Aquello ocurrió en noviembre del año pasado. Ese día, el Ministerio de Tecnologías de la Información y las Comunicaciones (MinTic) y su programa Computadores para Educar llegaron hasta El Estero. La meta era dejar en manos del profe Juan Carlos treinta tabletas dotadas con aplicaciones y contenidos educativos preinstalados, adecuados para cada grado, que no requieren conexión a internet y que facilitan y modernizan la enseñanza en regiones tan apartadas como esta. Pero sucede que en El Estero sus habitantes no cuentan con servicio de energía y en esas condiciones resultaba imposible el uso de los equipos.

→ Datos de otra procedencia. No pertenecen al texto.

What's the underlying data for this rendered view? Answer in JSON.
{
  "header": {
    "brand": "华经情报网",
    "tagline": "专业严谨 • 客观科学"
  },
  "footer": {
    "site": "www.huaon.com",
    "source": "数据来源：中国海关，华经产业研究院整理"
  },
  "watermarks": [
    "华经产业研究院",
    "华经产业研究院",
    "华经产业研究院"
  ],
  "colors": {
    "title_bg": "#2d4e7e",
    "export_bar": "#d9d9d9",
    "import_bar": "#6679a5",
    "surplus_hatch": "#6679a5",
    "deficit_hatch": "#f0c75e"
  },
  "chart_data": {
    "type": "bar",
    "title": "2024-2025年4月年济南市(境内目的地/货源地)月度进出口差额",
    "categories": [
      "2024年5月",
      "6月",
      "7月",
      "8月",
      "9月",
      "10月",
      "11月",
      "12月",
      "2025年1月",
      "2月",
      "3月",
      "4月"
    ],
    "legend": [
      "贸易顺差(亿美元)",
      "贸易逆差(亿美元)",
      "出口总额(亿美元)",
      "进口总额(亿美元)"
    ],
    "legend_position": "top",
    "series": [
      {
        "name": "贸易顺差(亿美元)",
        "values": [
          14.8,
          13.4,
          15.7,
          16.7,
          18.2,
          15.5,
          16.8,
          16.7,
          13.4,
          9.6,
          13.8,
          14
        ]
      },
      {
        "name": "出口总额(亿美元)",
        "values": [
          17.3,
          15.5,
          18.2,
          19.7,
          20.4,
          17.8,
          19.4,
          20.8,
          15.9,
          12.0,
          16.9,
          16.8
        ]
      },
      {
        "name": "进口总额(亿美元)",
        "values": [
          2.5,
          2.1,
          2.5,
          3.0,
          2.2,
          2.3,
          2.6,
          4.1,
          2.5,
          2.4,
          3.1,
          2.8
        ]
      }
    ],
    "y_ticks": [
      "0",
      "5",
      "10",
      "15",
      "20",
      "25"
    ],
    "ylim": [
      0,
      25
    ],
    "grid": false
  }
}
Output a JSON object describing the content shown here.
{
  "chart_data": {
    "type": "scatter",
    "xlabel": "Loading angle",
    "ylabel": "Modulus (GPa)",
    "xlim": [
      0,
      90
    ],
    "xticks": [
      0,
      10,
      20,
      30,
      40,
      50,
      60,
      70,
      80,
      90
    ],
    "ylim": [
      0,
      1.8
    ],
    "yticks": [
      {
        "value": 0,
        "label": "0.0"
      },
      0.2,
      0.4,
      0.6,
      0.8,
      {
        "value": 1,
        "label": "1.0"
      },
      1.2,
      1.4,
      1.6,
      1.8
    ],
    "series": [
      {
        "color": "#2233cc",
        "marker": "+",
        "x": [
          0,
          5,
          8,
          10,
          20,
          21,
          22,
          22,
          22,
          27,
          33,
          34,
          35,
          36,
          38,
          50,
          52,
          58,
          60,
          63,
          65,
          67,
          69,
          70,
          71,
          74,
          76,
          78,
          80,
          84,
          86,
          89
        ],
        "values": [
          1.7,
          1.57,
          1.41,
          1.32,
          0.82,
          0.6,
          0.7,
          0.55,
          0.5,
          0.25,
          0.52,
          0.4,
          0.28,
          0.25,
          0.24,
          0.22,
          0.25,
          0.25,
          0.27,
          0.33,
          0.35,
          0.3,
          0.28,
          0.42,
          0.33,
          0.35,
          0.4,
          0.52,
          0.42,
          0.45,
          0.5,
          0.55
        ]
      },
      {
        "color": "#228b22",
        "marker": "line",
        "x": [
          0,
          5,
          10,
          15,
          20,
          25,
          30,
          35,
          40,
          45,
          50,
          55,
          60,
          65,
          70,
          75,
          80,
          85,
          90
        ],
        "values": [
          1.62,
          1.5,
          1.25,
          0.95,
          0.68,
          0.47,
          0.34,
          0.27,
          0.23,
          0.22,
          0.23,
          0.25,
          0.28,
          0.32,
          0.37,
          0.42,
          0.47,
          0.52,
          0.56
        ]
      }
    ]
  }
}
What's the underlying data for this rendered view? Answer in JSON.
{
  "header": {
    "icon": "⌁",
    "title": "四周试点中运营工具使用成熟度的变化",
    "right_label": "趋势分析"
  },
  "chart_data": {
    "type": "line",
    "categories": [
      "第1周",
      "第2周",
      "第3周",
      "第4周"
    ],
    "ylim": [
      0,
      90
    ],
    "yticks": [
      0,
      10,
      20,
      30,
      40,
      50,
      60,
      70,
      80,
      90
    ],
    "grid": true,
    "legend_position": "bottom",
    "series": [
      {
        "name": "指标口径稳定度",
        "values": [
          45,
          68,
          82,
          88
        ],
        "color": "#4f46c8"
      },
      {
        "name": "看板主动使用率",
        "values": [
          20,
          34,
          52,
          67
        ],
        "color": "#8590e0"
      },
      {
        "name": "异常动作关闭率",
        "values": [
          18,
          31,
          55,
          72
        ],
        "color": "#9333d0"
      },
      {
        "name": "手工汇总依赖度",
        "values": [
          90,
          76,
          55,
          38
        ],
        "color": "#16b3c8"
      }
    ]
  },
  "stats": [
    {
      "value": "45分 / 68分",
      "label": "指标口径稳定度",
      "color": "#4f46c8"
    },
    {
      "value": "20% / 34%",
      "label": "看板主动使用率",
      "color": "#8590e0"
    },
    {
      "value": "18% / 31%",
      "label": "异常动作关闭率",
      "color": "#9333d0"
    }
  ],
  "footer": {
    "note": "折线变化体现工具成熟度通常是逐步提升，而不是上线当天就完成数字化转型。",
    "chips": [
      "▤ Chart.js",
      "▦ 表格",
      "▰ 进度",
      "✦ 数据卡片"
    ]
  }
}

[La magia de encender una tableta en medio del desierto]

Cifras que se suman al esfuerzo de entregar en los últimos ocho años, cerca de 2.100.000 equipos en instituciones públicas de todos los municipios del país.

Foto: 

Lucy Lorena Libreros

Enterado de esa dificultad, Computadores para Educar hizo lo que en otros nueve departamentos del país. Llevar energía a las instituciones educativas a través de páneles solares. En la ranchería El Estero instalaron cuatro y desde entonces –confiesa el profe Juan Carlos– nada volvió a ser igual en la vida de sus alumnos. 
Casi cinco meses después, el maestro revive la historia justamente desde esa ranchería. Su voz se escucha al otro lado de la línea, interrumpida a veces por los vientos del desierto.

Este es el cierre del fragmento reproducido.